I have a rough night of it on the bus. Sleep will not swaddle me, it just claws me down  into its shallows intermittently. The bus feels like it’s one minute skidding across train tracks, the next floating on pillows of cloud. I wake in a sour mood, go marching off for breakfast which I find (like all the others of our party) within a few blocks in a traditional American diner. The Huevos Rancheros are delicious but come with an enormous slice of melon, which along with fucking strawberries is a 1980s Californian affectation that should NEVER have been adopted across this great nation. Eggs and fruit on the same plate are like biker jackets and neckties — they should never be seen together. Why would I want egg yolk on a pice of melon? In god’s name why?

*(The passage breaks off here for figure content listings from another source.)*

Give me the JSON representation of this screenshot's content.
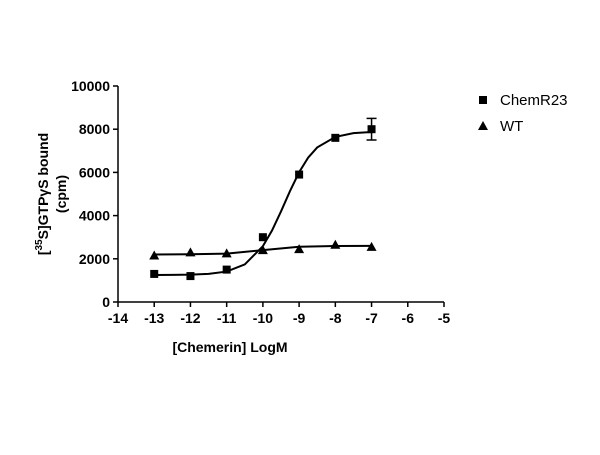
{
  "chart_data": {
    "type": "scatter",
    "x_label": "[Chemerin] LogM",
    "y_label": {
      "pre": "[",
      "sup": "35",
      "post": "S]GTPγS bound",
      "line2": "(cpm)"
    },
    "x": [
      -13,
      -12,
      -11,
      -10,
      -9,
      -8,
      -7
    ],
    "series": [
      {
        "name": "ChemR23",
        "color": "#000000",
        "marker": "square",
        "values": [
          1300,
          1200,
          1500,
          3000,
          5900,
          7600,
          8000
        ],
        "errors": [
          null,
          null,
          null,
          null,
          null,
          null,
          500
        ],
        "fit": {
          "x": [
            -13,
            -12.5,
            -12,
            -11.5,
            -11,
            -10.5,
            -10,
            -9.75,
            -9.5,
            -9.25,
            -9,
            -8.75,
            -8.5,
            -8,
            -7.5,
            -7
          ],
          "values": [
            1250,
            1255,
            1267,
            1302,
            1409,
            1739,
            2585,
            3302,
            4193,
            5143,
            6006,
            6683,
            7156,
            7644,
            7817,
            7873
          ]
        }
      },
      {
        "name": "WT",
        "color": "#000000",
        "marker": "triangle",
        "values": [
          2150,
          2300,
          2250,
          2400,
          2450,
          2650,
          2550
        ],
        "errors": [
          null,
          null,
          null,
          null,
          null,
          null,
          null
        ],
        "fit": {
          "x": [
            -13,
            -12,
            -11,
            -10,
            -9,
            -8,
            -7
          ],
          "values": [
            2200,
            2210,
            2240,
            2400,
            2560,
            2595,
            2600
          ]
        }
      }
    ],
    "xlim": [
      -14,
      -5
    ],
    "xticks": [
      -14,
      -13,
      -12,
      -11,
      -10,
      -9,
      -8,
      -7,
      -6,
      -5
    ],
    "ylim": [
      0,
      10000
    ],
    "yticks": [
      0,
      2000,
      4000,
      6000,
      8000,
      10000
    ],
    "grid": false,
    "legend": "upper right"
  }
}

One of those circular ceiling loudspeakers drizzles pop upon me; Latin, acoustic, country — all the inoffensive flavours of manufactured music you can think of. The one thing very noticeable as you leave the coast is the absence of mask wearing. There’s often a whiff of disdain when you enter places masked up. For some it’s still a political act. I completely understand middle America’s distaste for being judged by smug cosmopolitan liberals. But I don’t think I should be judged for being considerate. Bob Dylan comes on, something from his shit ‘80s period where he sounds like Daffy Duck in a fit of pique. It’s a bright blank day outside, cold enough to keep you on the hop. I deposit my $25 and take to the street.

I walk a few miles north on Broadway, the sun glinting aggressively off the six lane highway. These sprawled cities built around the automobile are extremely alienating on foot. The complete absence of street life is unsettling, yet beyond all the tinted windows and blank facades life is bubbling along — you just can’t see it. On the reverse trip I pop into Corvus Coffee Roasters. In Glasgow a roaster is an idiot but I fail to find much amusement in this. I’m just a little sick of the soullessness of these last few towns. I crave a crowded market, narrow streets, mopeds, a mob outside a pub. The last few days have been an inexorable parade of pick-up trucks sailing by in arrow straight trajectories. I sip my ethically-sourced drip coffee and poke a little vegan oat ball around a side plate. The cars brush past silently beyond the double glazing. The sun rains down, the dust lifts a touch then settles. I gaze across a parking lot on the other side of the street. The white tips of the Rockies sit stoically awake. Time for the long march back to the mothership.

Iain tips us off about a decent army surplus shop round the corner. B&B and I rummage happily among the hoodies and sweatshirts for a while before soundcheck where we find Kris proudly sporting a new leather jacket with a smile as wide as Denver itself. The Gothic Theatre is by far the best sounding room we’ve encountered so far. Warm and big like a real concert hall, it meshes our disparate frequencies together in a nice stew.

In the below stage dressing room I sit at the make-up mirror regarding my blotchy skin and drooping jowls. I was past it long ago, this offensive reflection just confirms it. What an embarrassment, what a joke. What a laugh.